The centerpiece of our meal was a Hare dish, consisting of Ichiju Nanasai to Hassai – one soup and seven or eight dishes. While the typical Washoku format is Ichiju Sansai, meaning one soup and three dishes, during special Hare occasions, we add more side dishes to the meal.


In the past, these parties used to last all night, continuing until sunrise. The name Himachi itself means “waiting for the next day,” signifying the commitment to carry the festivities into the next morning. Nowadays, these gatherings are more concise, typically concluding around 9 pm.


This glimpse into rural Japanese life is quite distinct from city living. Neighborhood associations host numerous events throughout the year, fostering a sense of community similar to the Moai tradition in Okinawa, as described in Dan Buettner’s new Netflix documentary, “Live to 100: Secrets of the Blue Zones.” While the styles may differ, the strong sense of community ties is prevalent across Japan.


Have you had a chance to catch this exciting new Netflix series? It offers fascinating insights. If you have access to Netflix, I highly recommend giving it a watch.


Inspired by this exploration of longevity and community, I’ve started a series titled “Live to 120: Secrets of the Modern-Day Japanese Blue Zones.” This venture was prompted by my recent junior high school reunion in Nagano, where the reality of turning 61 hit home. Our discussions revolved around our age and the realization that some of us may not be present at our next reunion, slated for when we turn 70.
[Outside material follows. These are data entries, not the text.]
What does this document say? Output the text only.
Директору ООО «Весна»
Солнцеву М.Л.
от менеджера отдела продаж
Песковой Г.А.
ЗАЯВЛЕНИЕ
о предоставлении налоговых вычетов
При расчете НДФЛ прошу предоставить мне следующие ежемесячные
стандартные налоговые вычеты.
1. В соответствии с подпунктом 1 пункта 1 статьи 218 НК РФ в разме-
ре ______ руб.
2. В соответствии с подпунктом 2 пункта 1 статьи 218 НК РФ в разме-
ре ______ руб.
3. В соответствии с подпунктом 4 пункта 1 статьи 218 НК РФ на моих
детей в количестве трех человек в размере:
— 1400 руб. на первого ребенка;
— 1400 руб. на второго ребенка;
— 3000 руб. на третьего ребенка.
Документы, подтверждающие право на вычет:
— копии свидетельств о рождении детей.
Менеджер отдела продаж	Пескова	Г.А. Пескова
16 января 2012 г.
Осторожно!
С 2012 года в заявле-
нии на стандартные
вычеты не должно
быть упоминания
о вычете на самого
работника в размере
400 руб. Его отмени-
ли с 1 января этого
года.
This heartfelt conversation unfolded among 61-year-olds from Shiga and Nagano, two of Japan’s longest-lived prefectures. It’s important to understand that blue zones are not magical lands where you automatically live longer. Regardless of your location, it’s your lifestyle choices that ultimately determine your longevity. With this in mind, I felt compelled to offer a fresh perspective on blue zones – one that faces reality and explores the true secrets to our health and longevity.